The WGA went on strike because of unfair compensation, in large part due to the rising popularity of streaming services. As WGA member Tom Ruprecht, a former head writer for Comedy Central’s The Nightly Show, who worked on the Late Show with David Letterman for twelve years and wrote an episode of How I Met Your Mother explained to Hi’s Eye, “One thing that keeps writers going during lean times is residuals (when networks air repeats of shows, the writers get another check)…On streaming services, however, there are no repeats because the content is always ‘on…’ So one issue is writers want more compensation from streamers to make up for the lack of residuals.” 

Additionally, television writers normally get paid per episode. Thus, while broadcast series used to produce twenty or more episodes per season, streaming series produce approximately eight to thirteen episodes, leaving writers with less compensation. 
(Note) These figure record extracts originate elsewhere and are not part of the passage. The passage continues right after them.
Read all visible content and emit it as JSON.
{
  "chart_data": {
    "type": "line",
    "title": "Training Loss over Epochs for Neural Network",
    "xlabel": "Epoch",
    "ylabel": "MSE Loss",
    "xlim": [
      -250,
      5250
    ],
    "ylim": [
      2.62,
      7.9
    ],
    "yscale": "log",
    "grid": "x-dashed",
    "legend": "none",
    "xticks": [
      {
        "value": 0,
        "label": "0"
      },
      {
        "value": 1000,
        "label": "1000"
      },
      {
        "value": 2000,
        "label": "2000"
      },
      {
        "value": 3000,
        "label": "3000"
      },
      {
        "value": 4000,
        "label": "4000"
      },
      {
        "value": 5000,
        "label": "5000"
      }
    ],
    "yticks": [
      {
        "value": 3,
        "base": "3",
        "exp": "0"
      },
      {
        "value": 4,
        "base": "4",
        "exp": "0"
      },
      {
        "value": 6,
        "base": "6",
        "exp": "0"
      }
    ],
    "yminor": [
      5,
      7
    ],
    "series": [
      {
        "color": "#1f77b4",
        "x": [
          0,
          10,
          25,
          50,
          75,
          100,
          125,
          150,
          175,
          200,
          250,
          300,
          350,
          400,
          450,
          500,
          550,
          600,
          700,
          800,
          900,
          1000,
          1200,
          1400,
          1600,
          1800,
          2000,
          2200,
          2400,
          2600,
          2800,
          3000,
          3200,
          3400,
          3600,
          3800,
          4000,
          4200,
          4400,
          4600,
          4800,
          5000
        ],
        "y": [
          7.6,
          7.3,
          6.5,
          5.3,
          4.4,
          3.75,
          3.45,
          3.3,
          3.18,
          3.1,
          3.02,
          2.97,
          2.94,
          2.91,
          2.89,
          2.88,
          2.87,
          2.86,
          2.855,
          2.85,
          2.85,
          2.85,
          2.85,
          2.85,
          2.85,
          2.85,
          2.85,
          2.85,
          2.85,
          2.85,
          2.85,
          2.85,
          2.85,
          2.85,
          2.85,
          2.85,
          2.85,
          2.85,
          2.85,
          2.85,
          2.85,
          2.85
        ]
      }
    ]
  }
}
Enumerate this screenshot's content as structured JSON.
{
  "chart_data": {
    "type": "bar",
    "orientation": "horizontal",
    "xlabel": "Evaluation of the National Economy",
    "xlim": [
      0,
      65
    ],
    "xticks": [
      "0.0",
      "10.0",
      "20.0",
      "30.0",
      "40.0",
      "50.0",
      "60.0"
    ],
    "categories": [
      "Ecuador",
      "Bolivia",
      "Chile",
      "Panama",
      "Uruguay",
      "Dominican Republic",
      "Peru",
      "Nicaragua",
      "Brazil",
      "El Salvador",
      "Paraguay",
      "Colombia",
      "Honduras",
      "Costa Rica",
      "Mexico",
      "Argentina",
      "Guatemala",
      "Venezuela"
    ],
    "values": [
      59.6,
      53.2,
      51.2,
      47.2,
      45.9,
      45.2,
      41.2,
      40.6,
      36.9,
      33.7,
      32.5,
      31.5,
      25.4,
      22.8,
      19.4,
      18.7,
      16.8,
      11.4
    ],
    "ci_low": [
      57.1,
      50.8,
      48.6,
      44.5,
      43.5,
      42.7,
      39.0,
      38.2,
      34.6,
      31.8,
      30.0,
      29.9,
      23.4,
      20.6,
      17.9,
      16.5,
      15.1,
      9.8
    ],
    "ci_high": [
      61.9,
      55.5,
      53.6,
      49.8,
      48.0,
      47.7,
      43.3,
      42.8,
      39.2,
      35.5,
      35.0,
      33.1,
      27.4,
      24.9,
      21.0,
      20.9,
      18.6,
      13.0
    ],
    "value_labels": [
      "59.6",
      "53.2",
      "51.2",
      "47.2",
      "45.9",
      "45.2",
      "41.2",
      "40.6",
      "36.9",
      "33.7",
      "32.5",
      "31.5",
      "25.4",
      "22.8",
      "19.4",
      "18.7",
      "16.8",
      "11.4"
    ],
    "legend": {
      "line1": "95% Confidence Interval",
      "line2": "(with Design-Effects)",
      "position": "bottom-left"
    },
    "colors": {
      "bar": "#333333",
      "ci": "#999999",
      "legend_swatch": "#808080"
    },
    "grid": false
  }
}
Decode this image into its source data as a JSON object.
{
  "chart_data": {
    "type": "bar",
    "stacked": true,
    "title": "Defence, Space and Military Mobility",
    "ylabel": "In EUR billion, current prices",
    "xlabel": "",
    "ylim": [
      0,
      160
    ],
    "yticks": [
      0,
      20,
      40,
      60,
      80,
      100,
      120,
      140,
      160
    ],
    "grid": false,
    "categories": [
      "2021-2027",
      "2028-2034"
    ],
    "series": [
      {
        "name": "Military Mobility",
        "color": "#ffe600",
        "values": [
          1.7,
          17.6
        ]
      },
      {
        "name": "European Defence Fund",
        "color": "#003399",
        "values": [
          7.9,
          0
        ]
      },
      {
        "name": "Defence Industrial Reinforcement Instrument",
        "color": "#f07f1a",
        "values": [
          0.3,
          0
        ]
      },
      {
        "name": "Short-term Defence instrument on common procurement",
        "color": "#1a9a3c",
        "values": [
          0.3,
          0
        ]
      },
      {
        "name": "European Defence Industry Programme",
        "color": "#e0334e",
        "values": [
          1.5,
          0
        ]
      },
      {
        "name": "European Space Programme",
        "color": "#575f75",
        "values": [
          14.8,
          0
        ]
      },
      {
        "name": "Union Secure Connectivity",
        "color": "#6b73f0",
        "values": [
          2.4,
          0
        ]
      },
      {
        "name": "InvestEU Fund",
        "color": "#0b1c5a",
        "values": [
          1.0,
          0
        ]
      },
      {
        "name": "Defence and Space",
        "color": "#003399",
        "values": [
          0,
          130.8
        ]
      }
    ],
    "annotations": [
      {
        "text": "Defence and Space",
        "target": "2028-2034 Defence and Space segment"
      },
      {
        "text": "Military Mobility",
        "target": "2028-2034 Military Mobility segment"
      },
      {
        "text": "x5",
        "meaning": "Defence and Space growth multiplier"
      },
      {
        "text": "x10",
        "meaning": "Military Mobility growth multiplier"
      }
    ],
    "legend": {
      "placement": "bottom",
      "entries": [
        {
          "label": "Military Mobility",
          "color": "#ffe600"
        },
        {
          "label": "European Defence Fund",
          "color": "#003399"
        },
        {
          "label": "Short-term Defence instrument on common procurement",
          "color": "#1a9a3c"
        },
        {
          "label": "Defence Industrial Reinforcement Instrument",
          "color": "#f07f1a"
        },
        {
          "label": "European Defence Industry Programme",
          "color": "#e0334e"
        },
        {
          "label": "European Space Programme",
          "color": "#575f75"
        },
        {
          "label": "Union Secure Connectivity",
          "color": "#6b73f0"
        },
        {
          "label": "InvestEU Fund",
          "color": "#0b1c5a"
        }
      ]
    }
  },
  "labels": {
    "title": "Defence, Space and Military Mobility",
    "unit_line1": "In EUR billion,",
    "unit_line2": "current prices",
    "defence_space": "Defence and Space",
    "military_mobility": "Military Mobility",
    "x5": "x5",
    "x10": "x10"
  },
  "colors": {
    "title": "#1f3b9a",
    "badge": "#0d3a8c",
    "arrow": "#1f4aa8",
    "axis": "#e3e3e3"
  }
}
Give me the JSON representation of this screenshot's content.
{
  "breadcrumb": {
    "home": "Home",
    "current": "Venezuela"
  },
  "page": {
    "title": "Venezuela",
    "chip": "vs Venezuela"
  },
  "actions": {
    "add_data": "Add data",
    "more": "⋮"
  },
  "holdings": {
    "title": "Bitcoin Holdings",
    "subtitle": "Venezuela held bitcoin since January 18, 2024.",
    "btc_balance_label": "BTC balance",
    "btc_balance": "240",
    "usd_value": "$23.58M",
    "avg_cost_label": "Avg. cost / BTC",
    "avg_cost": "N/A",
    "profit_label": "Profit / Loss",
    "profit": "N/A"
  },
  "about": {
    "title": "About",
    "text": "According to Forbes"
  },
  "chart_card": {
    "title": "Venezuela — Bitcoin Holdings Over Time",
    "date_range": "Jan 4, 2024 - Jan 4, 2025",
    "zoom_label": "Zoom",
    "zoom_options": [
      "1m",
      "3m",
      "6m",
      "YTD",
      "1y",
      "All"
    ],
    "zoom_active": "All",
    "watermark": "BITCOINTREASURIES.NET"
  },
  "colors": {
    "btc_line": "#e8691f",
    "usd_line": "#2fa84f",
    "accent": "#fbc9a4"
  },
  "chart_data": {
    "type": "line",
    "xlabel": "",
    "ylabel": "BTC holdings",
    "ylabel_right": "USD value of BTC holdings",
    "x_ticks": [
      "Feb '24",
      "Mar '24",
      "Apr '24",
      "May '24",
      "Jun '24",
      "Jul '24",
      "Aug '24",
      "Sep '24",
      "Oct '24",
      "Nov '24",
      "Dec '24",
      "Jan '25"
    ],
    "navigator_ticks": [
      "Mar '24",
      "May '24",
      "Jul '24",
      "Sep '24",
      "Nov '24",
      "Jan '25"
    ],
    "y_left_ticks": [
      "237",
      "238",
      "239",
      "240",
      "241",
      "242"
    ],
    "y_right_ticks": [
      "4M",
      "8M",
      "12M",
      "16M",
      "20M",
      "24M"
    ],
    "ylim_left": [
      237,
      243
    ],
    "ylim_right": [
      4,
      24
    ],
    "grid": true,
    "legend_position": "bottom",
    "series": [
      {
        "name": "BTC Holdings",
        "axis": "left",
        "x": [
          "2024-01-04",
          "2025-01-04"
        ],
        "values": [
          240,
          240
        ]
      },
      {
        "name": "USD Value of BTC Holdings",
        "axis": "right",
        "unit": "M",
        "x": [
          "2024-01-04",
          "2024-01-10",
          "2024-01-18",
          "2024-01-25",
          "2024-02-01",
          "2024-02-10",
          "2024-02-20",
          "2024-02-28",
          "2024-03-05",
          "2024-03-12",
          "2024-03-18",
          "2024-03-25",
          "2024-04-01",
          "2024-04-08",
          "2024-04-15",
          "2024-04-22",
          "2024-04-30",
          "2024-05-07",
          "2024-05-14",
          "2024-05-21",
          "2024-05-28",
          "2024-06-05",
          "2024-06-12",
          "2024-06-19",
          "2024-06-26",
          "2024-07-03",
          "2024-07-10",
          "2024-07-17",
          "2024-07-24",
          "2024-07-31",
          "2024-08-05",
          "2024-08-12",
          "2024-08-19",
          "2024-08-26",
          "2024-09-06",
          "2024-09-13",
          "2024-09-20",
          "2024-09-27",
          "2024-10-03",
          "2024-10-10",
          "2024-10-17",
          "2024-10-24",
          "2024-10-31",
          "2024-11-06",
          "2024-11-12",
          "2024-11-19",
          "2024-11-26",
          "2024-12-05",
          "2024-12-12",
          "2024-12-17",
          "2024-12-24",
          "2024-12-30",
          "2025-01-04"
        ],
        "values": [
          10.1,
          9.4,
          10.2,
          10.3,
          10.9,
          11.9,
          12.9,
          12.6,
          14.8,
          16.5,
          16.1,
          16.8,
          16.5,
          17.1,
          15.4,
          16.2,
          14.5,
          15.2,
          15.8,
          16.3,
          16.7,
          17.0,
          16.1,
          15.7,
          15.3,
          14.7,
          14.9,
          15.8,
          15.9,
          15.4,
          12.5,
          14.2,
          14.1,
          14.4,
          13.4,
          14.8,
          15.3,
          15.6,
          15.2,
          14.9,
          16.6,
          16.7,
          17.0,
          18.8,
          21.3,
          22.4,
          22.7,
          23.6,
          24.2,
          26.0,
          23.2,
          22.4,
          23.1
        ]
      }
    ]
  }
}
Ruprecht explained that another big issue is artificial intelligence: “Right now, AI is capable of producing bad scripts. You can ask AI for an action movie about a hijacked airplane and it will spit out a script that’s an amalgam of all the cliches you’ve seen in other action airplane movies…[The studios] want to use AI to write a lousy first draft and then hire a writer at a much smaller amount of money than usual to do a rewrite (i.e. add all the originality)…This obviously jeopardizes our livelihoods and will also result in lots of bad shows and movies…” Thus, Ruprecht stated that negotiations should “include language barring the use of AI to write scripts” especially because “the old scripts the AI is using to generate ideas were written by WGA members who aren’t being compensated for the fact that their material is now being reused.”

Many people continue to support the WGA and its member’s demands. At the 76th Annual Tony Awards ceremony on June 11, the directors agreed not to use scripts during the show. The unscripted 2023 Tony’s opened with a big dance number and host Ariana DeBose opening a blank binder that simply read “script.” 

DeBose explained, “Our siblings at the WGA are currently on strike in pursuit of a fair deal” and as a result the only thing the teleprompters would show were countdowns for the speeches, as opposed to scripts used in the past. 

Until the WGA and studios reach an agreement, production will continue to be delayed, including films unwilling to step over the picket line. For a fair deal to be reached, support of the WGA must continue. As an avid supporter of the WGA, Ruprecht picketed nearly every day during the 2007 strike, a strike that lasted 100 days, and will picket again after the 2022-23 school year ends, as he already committed to substitute teaching (including at WHS) while working on his own show. 

For now, Ruprecht is joined by countless others who continue to picket Hollywood studios, including celebrities Pete Davidson, Tina Fey and Rob Lowe to name a few. For advances to be made, it is necessary that support stays strong, and the picket line is not crossed.